Three Strategies for Managing Rejection in Your Job Search


“I’ve been applying for jobs for several months now with no luck. All of these ‘no’s and lack of responses are making me feel pretty hopeless. What am I supposed to do?” – Mallorie from Bakersfield, CA


I know it can be tough when you’re putting yourself out there and applying for jobs, and hearing little back in return.

I recently read an article in Fast Company called “Reject Rejection” about how entrepreneurs should manage rejection, and I think the advice also applies to job seekers like you who are not getting a lot of bites in your job search.

Elaine Dundon, co-founder of the OPA! Center for Meeting, recommends adopting three ‘R’s when faced with rejection:


You want to start by thinking about the various explanations for the rejection.

Begin by thinking about the aspects that are in your control. Have you polished up your cover letter and résumé? Does your work experience and education match the skill sets the employer put forth in their ad? If you interviewed, did you make a strong impression or did nerves get the best of you? You may need to enlist the support of a job coach or other unbiased third party to give you honest feedback about the impression you make on paper and in person.

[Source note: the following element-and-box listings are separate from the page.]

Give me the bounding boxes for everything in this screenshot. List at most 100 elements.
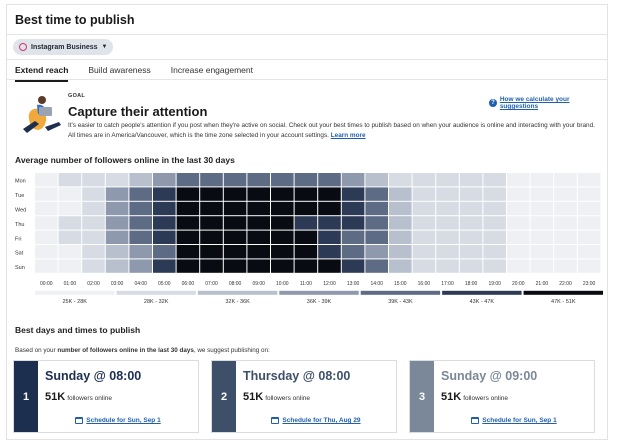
heatmap-cell [223,216,247,230]
account-selector[interactable]: Instagram Business ▼ [13,39,114,55]
hour-label: 05:00 [158,281,171,287]
heatmap-cell [507,230,530,244]
schedule-button[interactable]: Schedule for Sun, Sep 1 [410,417,594,424]
heatmap-cell [294,245,318,259]
legend-label: 39K - 43K [388,299,413,303]
heatmap-cell [294,216,318,230]
followers-online-value: 51K followers online [441,391,508,403]
hour-label: 14:00 [370,281,383,287]
heatmap-cell [459,201,483,216]
person-with-laptop-illustration [23,96,61,133]
heatmap-cell [247,259,270,273]
schedule-label: Schedule for Sun, Sep 1 [86,417,161,424]
hour-label: 15:00 [394,281,407,287]
heatmap-cell [507,245,530,259]
heatmap-cell [82,173,105,187]
instagram-icon [19,43,27,51]
hour-label: 20:00 [512,281,525,287]
heatmap-cell [223,230,247,244]
heatmap-cell [35,245,58,259]
heatmap-cell [436,187,459,201]
heatmap-cell [35,201,58,216]
heatmap-cell [105,230,129,244]
heatmap-cell [341,230,365,244]
heatmap-cell [436,173,459,187]
heatmap-cell [318,230,341,244]
hour-label: 19:00 [488,281,501,287]
day-label: Mon [15,179,26,185]
heatmap-cell [389,230,412,244]
heatmap-cell [35,216,58,230]
schedule-label: Schedule for Thu, Aug 29 [282,417,361,424]
schedule-button[interactable]: Schedule for Thu, Aug 29 [212,417,396,424]
heatmap-cell [389,187,412,201]
heatmap-cell [483,173,506,187]
heatmap-cell [318,201,341,216]
tab-increase-engagement[interactable]: Increase engagement [170,65,253,75]
heatmap-cell [105,201,129,216]
heatmap-cell [341,187,365,201]
legend-label: 25K - 28K [62,299,87,303]
heatmap-cell [129,259,152,273]
heatmap-cell [436,201,459,216]
heatmap-cell [554,245,577,259]
heatmap-cell [58,216,82,230]
tab-build-awareness[interactable]: Build awareness [88,65,151,75]
how-we-calculate-link[interactable]: ? How we calculate your suggestions [489,96,607,110]
hour-label: 06:00 [182,281,195,287]
heatmap-cell [82,259,105,273]
heatmap-cell [223,201,247,216]
heatmap-cell [554,216,577,230]
heatmap-cell [105,259,129,273]
heatmap-cell [365,201,388,216]
subtitle-bold: number of followers online in the last 3… [57,347,194,354]
heatmap-cell [577,230,601,244]
heatmap-cell [35,230,58,244]
heatmap-cell [176,173,200,187]
goal-tabs: Extend reach Build awareness Increase en… [15,63,273,82]
hour-label: 00:00 [40,281,53,287]
heatmap-cell [436,259,459,273]
heatmap-cell [530,173,554,187]
suggestion-card-1: 1 Sunday @ 08:00 51K followers online Sch… [13,360,199,433]
heatmap-cell [271,216,294,230]
divider [7,34,607,35]
best-days-subtitle: Based on your number of followers online… [15,347,270,354]
legend-label: 36K - 39K [307,299,332,303]
schedule-label: Schedule for Sun, Sep 1 [482,417,557,424]
goal-description: It's easier to catch people's attention … [68,121,603,140]
day-label: Sat [15,251,24,257]
heatmap-cell [82,187,105,201]
tab-extend-reach[interactable]: Extend reach [15,63,69,82]
best-time-panel: Best time to publish Instagram Business … [6,4,608,440]
heatmap-cell [247,230,270,244]
followers-heatmap: Mon Tue Wed Thu Fri Sat Sun 00:00 01:00 02:00 03:0… [15,173,603,303]
legend-swatch [523,290,603,295]
hour-label: 10:00 [276,281,289,287]
hour-label: 21:00 [536,281,549,287]
heatmap-cell [247,173,270,187]
heatmap-cell [577,173,601,187]
heatmap-cell [58,187,82,201]
heatmap-cell [577,245,601,259]
learn-more-link[interactable]: Learn more [330,131,366,139]
calendar-icon [471,417,480,424]
day-label: Fri [15,236,21,242]
heatmap-cell [341,216,365,230]
heatmap-cell [436,216,459,230]
value-unit: followers online [265,395,310,402]
heatmap-cell [365,187,388,201]
heatmap-cell [577,201,601,216]
heatmap-cell [153,259,176,273]
subtitle-suffix: , we suggest publishing on: [193,347,270,354]
heatmap-cell [200,216,223,230]
value-number: 51K [243,391,264,403]
heatmap-cell [200,201,223,216]
schedule-button[interactable]: Schedule for Sun, Sep 1 [14,417,198,424]
value-number: 51K [45,391,66,403]
heatmap-cell [412,201,436,216]
heatmap-cell [223,259,247,273]
heatmap-cell [530,230,554,244]
legend-swatch [116,290,196,295]
heatmap-cell [58,230,82,244]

Thinking about the elements outside of your control is equally important. Although the economy is slowly recovering, there are still more applicants than there are jobs in many industries. Depending on your career area, you could be competing with more than 100 applicants in the initial round of considerations. While the situation is no less frustrating, it helps to understand that it’s not all about you.


Now that you’ve identified the possible reasons you might have been rejected, come up with a plan to work through them. If you need to work on your job application materials or your in-person presentation skills, make an appointment to speak with a Goodwill career counselor or a similar professional in your area. If you’ve identified an external hurdle, formulate a strategy for working through it. For example, if you know you’re competing against a large number of people for one position, concentrate on how to make yourself stand out — in a good way — from the application pool.



If you’ve applied for multiple jobs over time at the same company with no results, you might want to consider rejecting them by setting your employment sights elsewhere. While it’s true that persistence does pay off for some, for others, receiving continuous rejections is bad for the morale and puts you no closer to landing a job. Take the time to reflect and reboot, and if there’s no new steps or approaches you can take in the immediate future to improve your prospects at a specific company, consider taking a few steps back and examining other job opportunities.